I just ordered the kids vitamins finally, and need to do my Melaleuca order soon, although I don't hardly need anything. Ian did a bunch of reading to me today from "The Big Yellow Book", he's doing really well. I think his lack of short term memory makes me think his entire memory is lacking sometimes, and it always surprises me when he picks right back up something we haven't done in a long time. Grace traced numbers and letters and matched rhyming words and George did his reading and reading workbook. We are really pitifully behind where we need to be, but I have started making reading together more of a priority and slacked off a bit on the worksheets. At this point, I can probably get away with us focusing more on together time than on scholastic over achievement. George and I are reading Swiss Family Robinson together. At about chapter 3, I had the happy realization that "Who needs a vocabulary curriculum when you are reading things like this??" In the last few days, George has learned the meaning of words such as tempest, prospect, sustained, resigned, tranquil, contrive, impending, recollect, exhort, embarkation, glutinous, and renounce, just to name a few. :)

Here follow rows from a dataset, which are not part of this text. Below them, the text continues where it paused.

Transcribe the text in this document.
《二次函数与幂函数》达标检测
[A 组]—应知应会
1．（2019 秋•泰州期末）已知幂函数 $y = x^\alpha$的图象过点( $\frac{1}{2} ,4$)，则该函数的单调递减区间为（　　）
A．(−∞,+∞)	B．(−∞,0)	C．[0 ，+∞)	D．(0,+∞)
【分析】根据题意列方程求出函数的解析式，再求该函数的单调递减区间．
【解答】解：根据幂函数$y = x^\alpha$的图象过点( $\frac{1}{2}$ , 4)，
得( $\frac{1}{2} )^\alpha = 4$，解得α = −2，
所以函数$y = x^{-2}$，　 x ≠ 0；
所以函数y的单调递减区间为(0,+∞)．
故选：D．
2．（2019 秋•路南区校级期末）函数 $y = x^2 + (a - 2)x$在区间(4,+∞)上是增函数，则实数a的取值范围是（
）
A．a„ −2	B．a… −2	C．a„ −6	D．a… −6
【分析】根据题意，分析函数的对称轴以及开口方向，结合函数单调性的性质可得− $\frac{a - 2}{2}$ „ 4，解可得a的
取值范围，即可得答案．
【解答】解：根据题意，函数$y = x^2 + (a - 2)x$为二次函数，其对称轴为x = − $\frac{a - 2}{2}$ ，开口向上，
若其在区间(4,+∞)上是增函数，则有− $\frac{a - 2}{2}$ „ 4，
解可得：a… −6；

Nathan is plunging headlong into busy season, and his canker sores have arrived, just on time, as they always do when he is stressed out and eating and sleeping badly. A happy note, though, the website he has been working on for about a year and a half is finally up (www.brownspools.com) and Matt could not stop raving about how wonderful it was, which was, of course, GREAT for Nathan to hear. It's always wonderful for me to hear that his hard work is being appreciated.

I can't think of anything clever to close with, but I have to run to Food Depot as soon as the Claire Bear wakes up, we are in desperate need of paper products and produce (hmm, that sounds like a Dr. Seuss book...) and I didn't have my act together enough this morning to go. I guess that's one good thing about Nate's work schedule this time of year, I can go run errands in the late afternoon if I want to. Bye for now!!!!